他の3人が書いてきたのをお互いに見てみる。
「アイちゃんの曲は、少し錬ったら使える気がする。スズちゃんの曲は構成がしっかりしてる。作曲の勉強とかしてた?」
と田倉友利恵が言う。
「ううん。特に」
と鈴美は言ったが
「やはりお父さん譲りのものがあると思うよ」
と愛心は言った。
「スズちゃんのお父さんって何してる人だっけ?」
「何言ってんの?上島雷太先生じゃん」
「うっそー!?」
「そんな大物が?」
と友利恵とリアが驚く。
「知らなかったの?」
「それ隠してたのにー」
と鈴美。
「ついでにお母さんは花村かほりさんだよ」
「嘘!?『帰りたい』の?」
2004年のレコード大賞受賞曲だが、花村かほりは、この曲の後、ヒット曲に恵まれず引退し、2005年12月、上島の娘・律子を産んだ。
「大作曲家と大歌手の娘なら、音楽センスいい訳だ」
と友利恵が感心している。
「でも私、花村かほりさんって、てっきり女装の男性歌手だと思ってた」
「うちの母ちゃん、買物とかに出てても普通に男と思われる。

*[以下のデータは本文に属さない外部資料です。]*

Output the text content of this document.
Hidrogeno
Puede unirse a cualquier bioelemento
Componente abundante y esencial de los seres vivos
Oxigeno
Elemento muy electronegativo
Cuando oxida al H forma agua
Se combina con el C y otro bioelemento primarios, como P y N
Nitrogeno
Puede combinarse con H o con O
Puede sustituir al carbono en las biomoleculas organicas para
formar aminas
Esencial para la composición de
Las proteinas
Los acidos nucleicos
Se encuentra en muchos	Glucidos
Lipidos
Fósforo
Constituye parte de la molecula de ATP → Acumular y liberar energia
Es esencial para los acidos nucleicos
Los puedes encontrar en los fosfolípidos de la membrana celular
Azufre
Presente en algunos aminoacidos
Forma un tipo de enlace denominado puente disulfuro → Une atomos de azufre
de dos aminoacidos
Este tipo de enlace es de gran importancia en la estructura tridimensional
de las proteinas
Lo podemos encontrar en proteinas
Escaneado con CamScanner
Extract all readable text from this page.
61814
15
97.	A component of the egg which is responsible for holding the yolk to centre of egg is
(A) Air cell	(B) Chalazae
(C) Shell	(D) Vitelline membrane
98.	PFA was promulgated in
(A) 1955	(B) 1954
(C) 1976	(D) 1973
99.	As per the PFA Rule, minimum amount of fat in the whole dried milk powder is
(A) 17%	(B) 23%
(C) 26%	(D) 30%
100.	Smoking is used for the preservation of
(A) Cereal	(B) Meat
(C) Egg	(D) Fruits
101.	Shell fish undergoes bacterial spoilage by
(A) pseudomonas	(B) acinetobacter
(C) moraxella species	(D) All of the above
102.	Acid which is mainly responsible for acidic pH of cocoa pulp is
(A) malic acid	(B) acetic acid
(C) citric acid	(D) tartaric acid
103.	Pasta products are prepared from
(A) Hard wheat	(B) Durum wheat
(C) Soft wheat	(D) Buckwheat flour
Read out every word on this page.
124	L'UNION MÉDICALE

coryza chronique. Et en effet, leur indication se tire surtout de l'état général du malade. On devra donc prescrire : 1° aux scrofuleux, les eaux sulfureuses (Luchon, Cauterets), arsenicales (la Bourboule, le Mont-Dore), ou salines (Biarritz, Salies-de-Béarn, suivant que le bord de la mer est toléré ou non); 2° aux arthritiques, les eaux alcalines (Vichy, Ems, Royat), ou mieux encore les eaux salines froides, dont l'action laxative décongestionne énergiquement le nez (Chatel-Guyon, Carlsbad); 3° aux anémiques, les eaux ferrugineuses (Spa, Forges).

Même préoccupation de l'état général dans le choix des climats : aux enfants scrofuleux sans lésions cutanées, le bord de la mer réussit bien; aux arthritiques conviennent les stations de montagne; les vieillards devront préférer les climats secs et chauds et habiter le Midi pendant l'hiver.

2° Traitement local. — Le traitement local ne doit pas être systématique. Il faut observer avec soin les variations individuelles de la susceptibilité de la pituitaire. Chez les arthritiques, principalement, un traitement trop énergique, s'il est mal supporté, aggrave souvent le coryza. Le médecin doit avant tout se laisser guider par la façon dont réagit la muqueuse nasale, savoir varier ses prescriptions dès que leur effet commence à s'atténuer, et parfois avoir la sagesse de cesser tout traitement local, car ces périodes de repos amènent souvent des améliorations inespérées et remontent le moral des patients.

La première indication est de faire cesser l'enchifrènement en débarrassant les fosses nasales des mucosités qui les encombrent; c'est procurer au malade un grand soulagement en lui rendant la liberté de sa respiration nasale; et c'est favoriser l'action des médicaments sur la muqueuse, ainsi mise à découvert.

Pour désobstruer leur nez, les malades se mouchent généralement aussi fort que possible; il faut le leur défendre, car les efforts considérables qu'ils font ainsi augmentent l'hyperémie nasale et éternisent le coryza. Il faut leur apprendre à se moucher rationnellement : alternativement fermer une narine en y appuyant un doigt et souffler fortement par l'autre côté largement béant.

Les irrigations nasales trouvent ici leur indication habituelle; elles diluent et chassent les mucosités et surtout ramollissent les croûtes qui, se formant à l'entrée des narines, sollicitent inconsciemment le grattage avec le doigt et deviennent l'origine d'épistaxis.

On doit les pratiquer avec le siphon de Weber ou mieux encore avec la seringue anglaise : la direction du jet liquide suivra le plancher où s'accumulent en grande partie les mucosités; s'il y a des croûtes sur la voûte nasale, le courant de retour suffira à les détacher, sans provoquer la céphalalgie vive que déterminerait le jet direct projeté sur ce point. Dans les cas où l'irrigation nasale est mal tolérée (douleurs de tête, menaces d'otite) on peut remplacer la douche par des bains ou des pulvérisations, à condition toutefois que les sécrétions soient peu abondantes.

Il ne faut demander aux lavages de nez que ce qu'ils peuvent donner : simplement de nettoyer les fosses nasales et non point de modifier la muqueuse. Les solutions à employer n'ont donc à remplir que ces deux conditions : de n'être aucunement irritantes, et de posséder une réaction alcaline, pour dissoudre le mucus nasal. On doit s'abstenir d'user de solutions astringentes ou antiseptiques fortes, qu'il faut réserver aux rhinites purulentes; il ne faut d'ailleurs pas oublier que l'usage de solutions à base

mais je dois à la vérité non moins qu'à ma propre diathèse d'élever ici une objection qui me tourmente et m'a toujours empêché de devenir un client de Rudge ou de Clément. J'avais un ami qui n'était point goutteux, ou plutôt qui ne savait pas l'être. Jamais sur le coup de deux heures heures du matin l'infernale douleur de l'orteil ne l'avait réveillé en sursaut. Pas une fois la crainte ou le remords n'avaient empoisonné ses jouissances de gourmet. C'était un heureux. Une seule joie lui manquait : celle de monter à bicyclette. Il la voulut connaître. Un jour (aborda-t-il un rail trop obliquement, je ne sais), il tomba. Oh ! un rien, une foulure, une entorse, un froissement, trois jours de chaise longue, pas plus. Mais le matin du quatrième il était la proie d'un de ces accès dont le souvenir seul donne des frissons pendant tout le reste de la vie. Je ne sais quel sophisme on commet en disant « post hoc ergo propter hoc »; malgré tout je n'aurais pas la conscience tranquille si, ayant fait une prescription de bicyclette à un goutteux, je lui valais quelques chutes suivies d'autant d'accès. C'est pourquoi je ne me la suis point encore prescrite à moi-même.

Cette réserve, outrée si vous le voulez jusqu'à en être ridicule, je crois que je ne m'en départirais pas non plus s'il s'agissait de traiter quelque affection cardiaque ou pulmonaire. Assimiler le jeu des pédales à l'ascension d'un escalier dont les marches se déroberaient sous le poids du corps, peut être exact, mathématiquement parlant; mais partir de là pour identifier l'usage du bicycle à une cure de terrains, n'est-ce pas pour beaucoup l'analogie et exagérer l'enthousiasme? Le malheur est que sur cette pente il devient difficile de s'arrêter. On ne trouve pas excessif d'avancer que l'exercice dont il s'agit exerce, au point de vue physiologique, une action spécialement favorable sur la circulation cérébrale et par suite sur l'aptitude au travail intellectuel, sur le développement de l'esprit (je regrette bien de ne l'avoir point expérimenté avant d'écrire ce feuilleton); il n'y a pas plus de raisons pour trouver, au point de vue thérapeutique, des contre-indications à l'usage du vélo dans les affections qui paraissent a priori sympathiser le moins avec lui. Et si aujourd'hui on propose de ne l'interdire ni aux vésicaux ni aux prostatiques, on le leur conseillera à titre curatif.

女子トイレで通報されたこともある」
「本当に女性だったんだ?」
「まあ私を産んだのは事実みたいだけどね」
「だからFly20グループのメンバーはほとんどの子が本名で活動してるけど、花村かほりの娘の名前は知ってる人があるかも知れないというので、花咲鈴美という芸名を使っている」
と愛心は解説する。
「本名じゃなかったんだ!」
「でもあまり芸名っぽくないね」
などと言われている。
「ねえねえ、スズちゃんのお父さんにこの曲、添削してもらえないかなあ」
と友利恵が言い出す。
「うーん。まあいいけど」
それで鈴美が父に電話すると、上島雷太は水戸から出て来てくれた。
「わあ、本物の上島先生だ」
などと言って、リアがはしゃいでいる。
「ふーん。バンドを作るのか。いいんじゃない?」
と言って、上島雷太は(リア以外の)3人が書いた曲を添削してくれた。
「このあたりを改善すると、結構使えるようになると思うよ」
「ありがとうございました!」
「君たち、どこの事務所からデビューするの?」
「全然決まってないです。横居さんには、デビュー曲の音源ができたら持っておいでと言われたんですが。それを持って営業してくださると」
「プロデューサーとかは?」
「いません」
「音源作るのにも、監修する人がいないと、まともな商業音源にはならないと思うなあ」
と上島が言った時、友利恵が言った。
「あのぉ、上島先生に監修とかして頂けませんよね?」
「うーん。僕は不祥事起こして謹慎明けだし」
「そんなの誰も気にしませんよ」
「だったら、一度横居さんと話してみるかなあ」
「お願いします!」
それで上島は横居さんに連絡を取った。これがもう(7/11)夕方だったのだが、横居さんはすぐにも会いたいと言ったので、上島はリーダーの愛心だけ連れて、横居さんに会いに行った。
横居さんは笑顔である。
「正直、この子たちだけでは不安なので、誰かプロデュースとか監修とかしてくださる人がいないと厳しいなあと思っていたんですよ。僕は手一杯だし」
と横居さんは言った。
この場で、4人のユニット名はColdFly4にすること、事務所は上島と(正確には妻の春風アルトと)関わりの深い、§§ミュージックにお願いしようというのがだいたい固まる。ただ上島が§§ミュージックのコスモス社長と連絡を取ってみると、こちらはバンドの売り方のノウハウが無いからといって、友好プロダクションの♪♪ハウスを紹介され、そちらの白河社長と話して、引き受けてもらえることになった。明日にも白河さんに実際の演奏を見てもらうことにした。